- Index
- Generating a data.frame containing character data with and without stringsAsFactors
- Growing list vs preallocated list vs lapply
- $ vs [[ operator
- Comparison of two vector values
- R source code vs R compiled code vs C++ code
- Reduce vs vectorized functions
This document compares the performance in doing a task by means of different approaches in R. For doing so, the microbenchmark package is used, measuring the time spent by each approach. The results are shown numerically and plotting them using ggplot2. The numeric table shows relative performances, with the best method as 1.0 and the others showing the number of times which they are worse than the former.
The goal is to elucidate which is the best method to accomplish a certain task.
Index
- Generating a data.frame containing character data with and without
stringsAsFactors - Growing list vs preallocated list vs
lapply $vs[[operator- Comparison of two vector values
- R source code vs R compiled code vs C++ code
Reducevs vectorized functions
Generating a data.frame containing character data with and without stringsAsFactors
With this code I want to test the difference between using stringsAsFactors = TRUE versus stringsAsFactors = FALSE while creating a new data.frame.
numElements <- 1e6
someStrings <- sapply(1:25, function(x) paste(sample(c(letters, LETTERS), 10, replace = TRUE), collapse = ""))

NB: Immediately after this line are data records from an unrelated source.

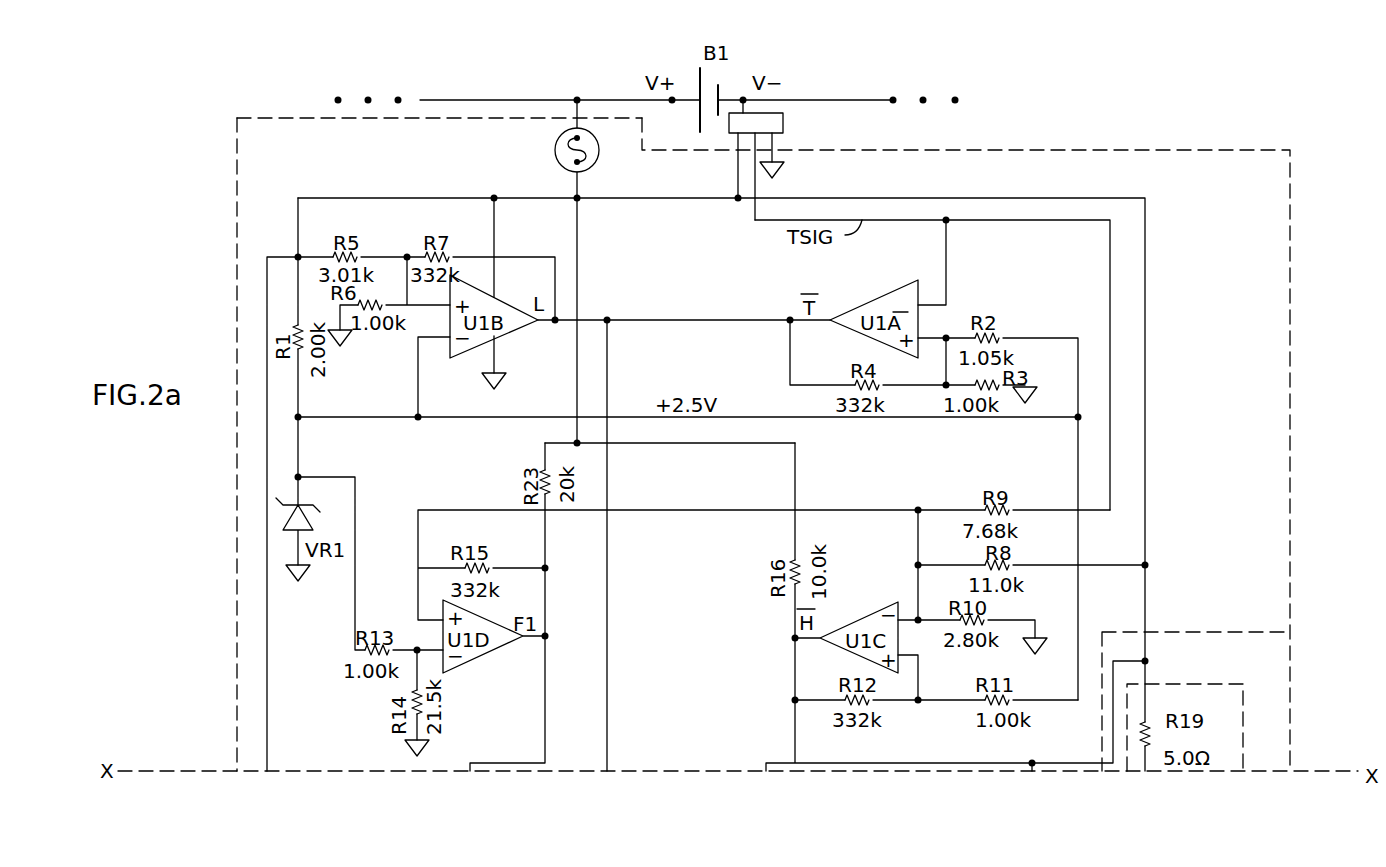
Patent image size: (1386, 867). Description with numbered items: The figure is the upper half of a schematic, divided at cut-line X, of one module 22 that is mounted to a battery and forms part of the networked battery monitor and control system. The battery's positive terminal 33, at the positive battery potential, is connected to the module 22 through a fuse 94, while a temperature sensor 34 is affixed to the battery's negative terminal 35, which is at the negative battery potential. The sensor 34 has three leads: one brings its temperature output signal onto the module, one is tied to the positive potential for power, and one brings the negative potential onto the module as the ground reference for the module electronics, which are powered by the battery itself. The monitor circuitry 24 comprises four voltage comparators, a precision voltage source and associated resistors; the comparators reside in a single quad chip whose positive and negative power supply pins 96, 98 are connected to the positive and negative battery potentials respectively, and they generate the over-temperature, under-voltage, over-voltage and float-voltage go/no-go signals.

The module 22 is at (1153, 111).
The monitor circuitry 24 is at (322, 118).
The positive terminal 33 is at (698, 82).
The temperature sensor 34 is at (783, 122).
The negative terminal 35 is at (720, 90).
The fuse 94 is at (555, 152).
The positive power supply pin 96 is at (494, 297).
The negative power supply pin 98 is at (496, 350).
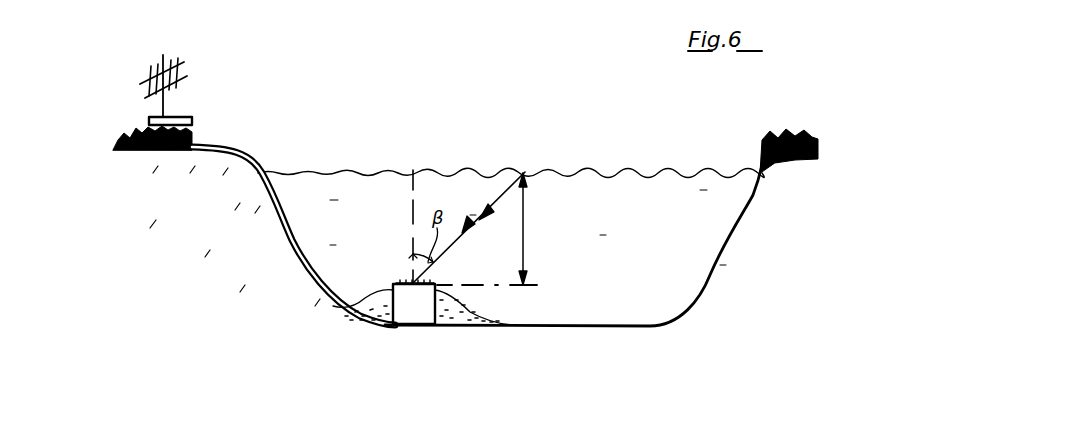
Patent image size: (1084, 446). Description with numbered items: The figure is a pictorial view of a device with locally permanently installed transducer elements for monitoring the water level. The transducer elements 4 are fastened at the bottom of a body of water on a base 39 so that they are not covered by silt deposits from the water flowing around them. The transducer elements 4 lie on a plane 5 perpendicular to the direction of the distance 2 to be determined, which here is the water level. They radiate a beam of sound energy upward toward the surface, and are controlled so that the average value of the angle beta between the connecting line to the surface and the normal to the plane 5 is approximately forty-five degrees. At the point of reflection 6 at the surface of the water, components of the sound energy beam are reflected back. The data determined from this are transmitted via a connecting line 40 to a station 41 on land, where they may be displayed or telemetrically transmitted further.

The station 41 is at (192, 126).
The connecting line 40 is at (287, 211).
The base 39 is at (418, 312).
The transducer elements 4 is at (434, 284).
The plane 5 is at (487, 287).
The distance 2 is at (525, 223).
The point of reflection 6 is at (525, 170).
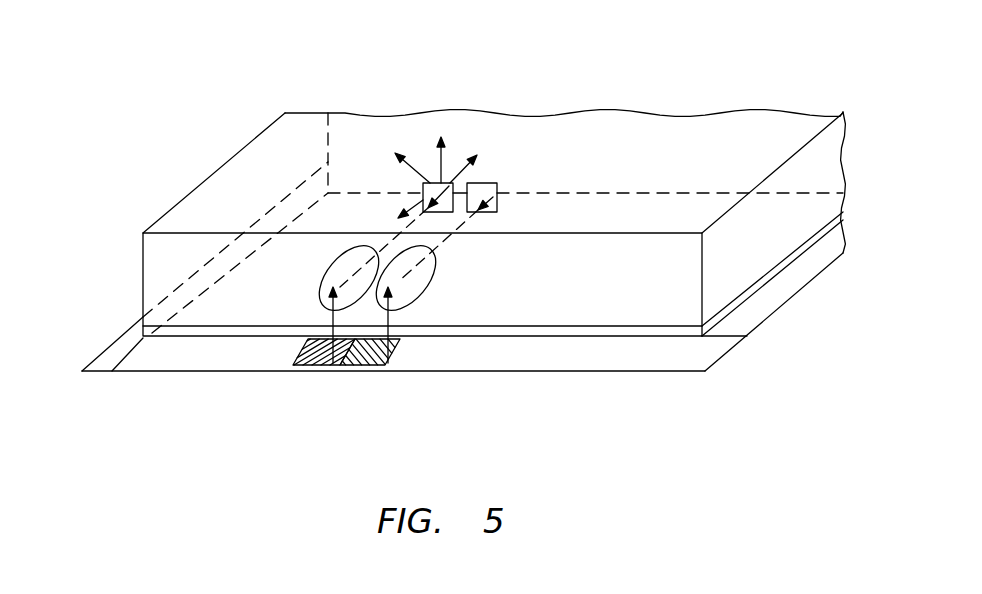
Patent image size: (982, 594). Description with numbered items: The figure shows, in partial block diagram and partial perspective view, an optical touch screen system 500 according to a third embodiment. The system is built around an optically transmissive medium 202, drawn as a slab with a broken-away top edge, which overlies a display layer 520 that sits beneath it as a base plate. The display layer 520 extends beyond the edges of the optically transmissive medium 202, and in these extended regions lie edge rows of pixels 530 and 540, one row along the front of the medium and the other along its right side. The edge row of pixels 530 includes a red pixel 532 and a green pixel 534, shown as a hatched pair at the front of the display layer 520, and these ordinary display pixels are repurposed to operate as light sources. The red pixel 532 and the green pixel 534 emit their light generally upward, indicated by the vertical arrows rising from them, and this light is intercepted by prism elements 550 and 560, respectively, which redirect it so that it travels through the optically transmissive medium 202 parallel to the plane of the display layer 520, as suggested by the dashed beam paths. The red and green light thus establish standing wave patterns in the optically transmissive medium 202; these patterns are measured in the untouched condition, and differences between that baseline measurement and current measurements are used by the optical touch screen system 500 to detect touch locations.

The optical touch screen system 500 is at (156, 63).
The optically transmissive medium 202 is at (230, 177).
The display layer 520 is at (706, 370).
The edge row of pixels 530 is at (188, 350).
The red pixel 532 is at (308, 362).
The green pixel 534 is at (357, 362).
The edge row of pixels 540 is at (762, 312).
The prism element 550 is at (320, 290).
The prism element 560 is at (434, 276).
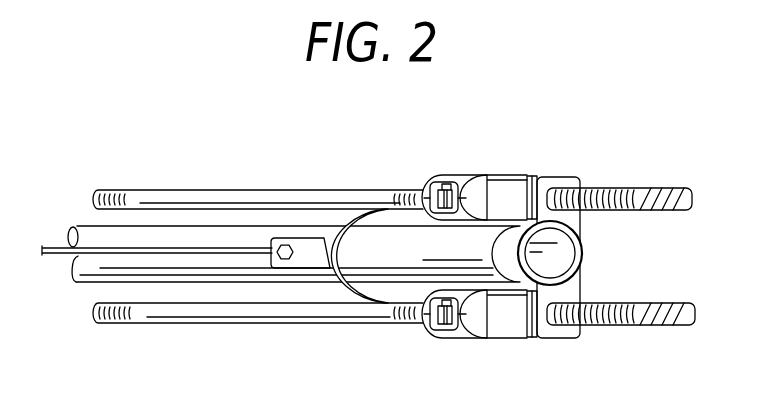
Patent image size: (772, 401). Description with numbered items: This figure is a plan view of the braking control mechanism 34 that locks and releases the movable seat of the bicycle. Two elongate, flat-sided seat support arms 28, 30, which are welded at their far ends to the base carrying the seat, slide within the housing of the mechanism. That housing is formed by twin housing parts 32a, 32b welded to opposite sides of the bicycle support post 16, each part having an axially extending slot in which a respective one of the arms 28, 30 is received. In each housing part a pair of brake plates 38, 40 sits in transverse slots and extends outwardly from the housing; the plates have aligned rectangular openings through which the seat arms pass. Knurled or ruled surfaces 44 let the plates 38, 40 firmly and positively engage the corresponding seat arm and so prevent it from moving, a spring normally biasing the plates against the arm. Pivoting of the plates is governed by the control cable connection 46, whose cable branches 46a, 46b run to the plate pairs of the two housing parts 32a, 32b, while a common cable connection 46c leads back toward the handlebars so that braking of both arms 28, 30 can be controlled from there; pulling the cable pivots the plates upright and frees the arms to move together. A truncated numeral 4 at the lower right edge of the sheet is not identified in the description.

The bicycle support post 16 is at (218, 238).
The seat support arm 28 is at (623, 334).
The seat support arm 30 is at (622, 182).
The housing part 32a is at (554, 338).
The housing part 32b is at (562, 176).
The braking control mechanism 34 is at (484, 345).
The brake plate 38 is at (442, 180).
The brake plate 40 is at (450, 176).
The knurled surface 44 is at (607, 212).
The control cable connection 46 is at (60, 259).
The cable branch 46a is at (346, 292).
The cable branch 46b is at (341, 228).
The common cable connection 46c is at (136, 247).
The partial numeral of adjacent figure 4 is at (738, 400).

aNumericVector <- runif(numElements)
aStringVector <- sample(someStrings, numElements, replace = TRUE)
bStringVector <- sample(someStrings, numElements, replace = TRUE)
result <- microbenchmark(
data.frame(aNumericVector, aStringVector, bStringVector, stringsAsFactors = TRUE),
data.frame(aNumericVector, aStringVector, bStringVector, stringsAsFactors = FALSE)
)## Unit: relative
## expr min lq mean median uq max
## stringsAsFactors=T 320.012 307.7241 304.4763 255.215 364.2376 378.7762
## stringsAsFactors=F 1.000 1.0000 1.0000 1.000 1.0000 1.0000
## neval
## 100
## 100

Conclusion
Generating a data.frame containing character columns is quicker when stringsAsFactors = FALSE is used. Nonetheless, it may be taken into account that this option implies the use of more memory, as character strings are stored individually instead of as numeric values referencing the factor levels. For this same reason, further operations such as sorting by a character column can take more time (compared with sorting by a factor column).
Growing list vs preallocated list vs lapply
With the code shown below I want to test the differences between creating a list growing it, preallocating the elements, and using the lapply function.
numElements <- 1e4
result <- microbenchmark(
{ v1 <- list() ; for(i in 1:numElements) v1[[i]] <- someStrings },
{ v2 <- vector('list', numElements) ; for(i in 1:numElements) v2[[i]] <- someStrings },
{ v3 <- lapply(1:numElements, function(i) someStrings)}
)## Unit: relative
## expr min lq mean median uq
## Empty list 99.312841 110.056732 101.092425 108.351391 105.734737
## Preallocated list 3.523006 3.497653 3.502606 3.449916 3.530715
## lapply 1.000000 1.000000 1.000000 1.000000 1.000000
## max neval
## 82.68170 100
## 11.73394 100
## 1.00000 100

Conclusion
There is no doubt that growing the list as items are added is a bad idea, since this method is much slower than the other two. The differences between preallocating the list and then populating it with a for loop or generating it with the lapply function are not as large, but certainly lapply has the advantage.
The result should be the same while working with a vector or a data.frame, instead of a list.
$ vs [[ operator
The $ operator is constantly used in R code to access lists and data.frames elements by name. The operator [ could be used to do the same task, using numeric indexes instead. Is there any performance difference between them?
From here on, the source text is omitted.